Previous research showed that intensivist staffing in the ICU leads to a significant reduction in ICU and in-hospital mortality, and length of stay. [3–9] However, the Society of Critical Care Medicine guidelines do not recommend 24/7 intensivist staffing in the ICU in high-intensity ICU models [5] based on only one randomized cohort study performed in the medical ICU. [15] To date, there is lack of evidence about whether admission in the SICU during after-hours is safe.
In this study, we investigated whether SICU admission during after-hours is associated with in-hospital mortality compared with admission during work-hours among patients who underwent surgical treatment. We found that admission to the SICU during after-hours increased the in-hospital mortality (OR = 2.526; 95% CI = 1.010–6.320, p = 0.048; Table 3). Moreover, unplanned admissions, APACHE II score ≥ 25, need for ventilator support, and administration of inotropic drugs were also markedly higher in the after-hours group than in the work-hours group. These findings are important for the allocation and distribution of ICU resources, including intensivists.

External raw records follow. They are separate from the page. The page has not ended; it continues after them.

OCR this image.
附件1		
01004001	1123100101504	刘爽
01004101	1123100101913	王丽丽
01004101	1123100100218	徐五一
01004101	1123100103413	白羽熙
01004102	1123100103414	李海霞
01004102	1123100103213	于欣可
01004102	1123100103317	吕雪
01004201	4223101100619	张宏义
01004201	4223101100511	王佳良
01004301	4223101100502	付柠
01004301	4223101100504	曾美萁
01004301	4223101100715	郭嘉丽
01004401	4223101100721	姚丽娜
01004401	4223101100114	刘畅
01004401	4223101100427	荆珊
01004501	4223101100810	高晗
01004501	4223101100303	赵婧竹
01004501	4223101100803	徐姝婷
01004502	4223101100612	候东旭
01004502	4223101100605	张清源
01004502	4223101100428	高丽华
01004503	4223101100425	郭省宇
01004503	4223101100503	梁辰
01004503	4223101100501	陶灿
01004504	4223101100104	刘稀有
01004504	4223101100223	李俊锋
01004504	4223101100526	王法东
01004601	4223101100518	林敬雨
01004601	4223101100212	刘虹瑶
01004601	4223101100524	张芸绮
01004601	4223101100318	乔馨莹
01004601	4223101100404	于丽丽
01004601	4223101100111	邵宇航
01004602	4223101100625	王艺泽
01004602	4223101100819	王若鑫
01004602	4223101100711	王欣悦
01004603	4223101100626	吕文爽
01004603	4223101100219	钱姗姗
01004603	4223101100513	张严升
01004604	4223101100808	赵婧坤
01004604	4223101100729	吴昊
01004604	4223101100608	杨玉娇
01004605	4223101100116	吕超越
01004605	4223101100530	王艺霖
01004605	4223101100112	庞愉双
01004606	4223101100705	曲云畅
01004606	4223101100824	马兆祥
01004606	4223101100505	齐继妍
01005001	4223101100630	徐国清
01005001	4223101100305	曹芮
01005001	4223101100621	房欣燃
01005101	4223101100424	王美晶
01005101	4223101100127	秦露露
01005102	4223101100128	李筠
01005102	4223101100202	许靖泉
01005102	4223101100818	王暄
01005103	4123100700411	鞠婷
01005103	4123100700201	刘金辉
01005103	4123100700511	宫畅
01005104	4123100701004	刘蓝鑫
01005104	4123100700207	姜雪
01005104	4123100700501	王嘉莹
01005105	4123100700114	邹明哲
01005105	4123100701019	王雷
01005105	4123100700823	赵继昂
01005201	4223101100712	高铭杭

Two systematic reviews reported that while patients admitted to an ICU over the weekend are at a higher risk of death, admission to the ICU during night hours did not appear to be associated with increased mortality. [16, 17] The authors inferred that lower level of staffing and intensity of care provided by many hospitals over the weekend might account for this finding. [5, 16, 17] In our study, “after-hours” was defined as the absence of the intensivists, and the results showed increased mortality in patients admitted to the SICU during after-hours. Although there was no change in the level of nurse staffing and intensity of care, and real-time consultation was provided by work-hour intensivists, absence of the intensivist might affect resolute decisions required during critical illness.
One recent study found that the out-of-office hours’ ICU admission after elective surgery was associated with significantly higher rates of postoperative complications, increased hospital length-of-stay, and increased inter-hospital transfers. [18] In our study, the subgroup analysis of patients admitted for planned surgery showed a higher median length of hospitalization in the after-hours group than in the work-hours group. This result might suggest that the cases with higher risk are referred to the SICU outside regular work-hours. Therefore, surgeons and anesthesiologists should plan surgeries of patients with higher risk towards the beginning of the surgical schedule for the day.
Despite the retrospective design and short period of the study, these findings might reflect the current status of most ICUs in Korea, considering that 82.3% of all ICUs are either in university teaching hospitals or in university-affiliated hospitals. [19] One of the main strengths of this study is that we specifically targeted surgical patients in conducting the research. Recently, O et al [20] reported a retrospective observational study of 10,708 postoperative patients showing an increased risk of 30-day mortality in the group without intensivist coverage. Compared to the previous studies performed in mixed or medical ICUs, [12, 14, 21–28] we only focused on postoperative SICU admissions. In our study, we included patients with unplanned admission including those who underwent emergency operations, those who developed postoperative sepsis, bleeding or other medical complications and we also included patients who had an elective postoperative status. The enrolled patients in this study represented the general population of patients who required intensive care postoperatively, and the results were consistent with those of previous studies. [18, 20, 29] Additionally, we performed subgroup analyses according to the causes of SICU admission to adjust for negative effects of unplanned admission on mortality.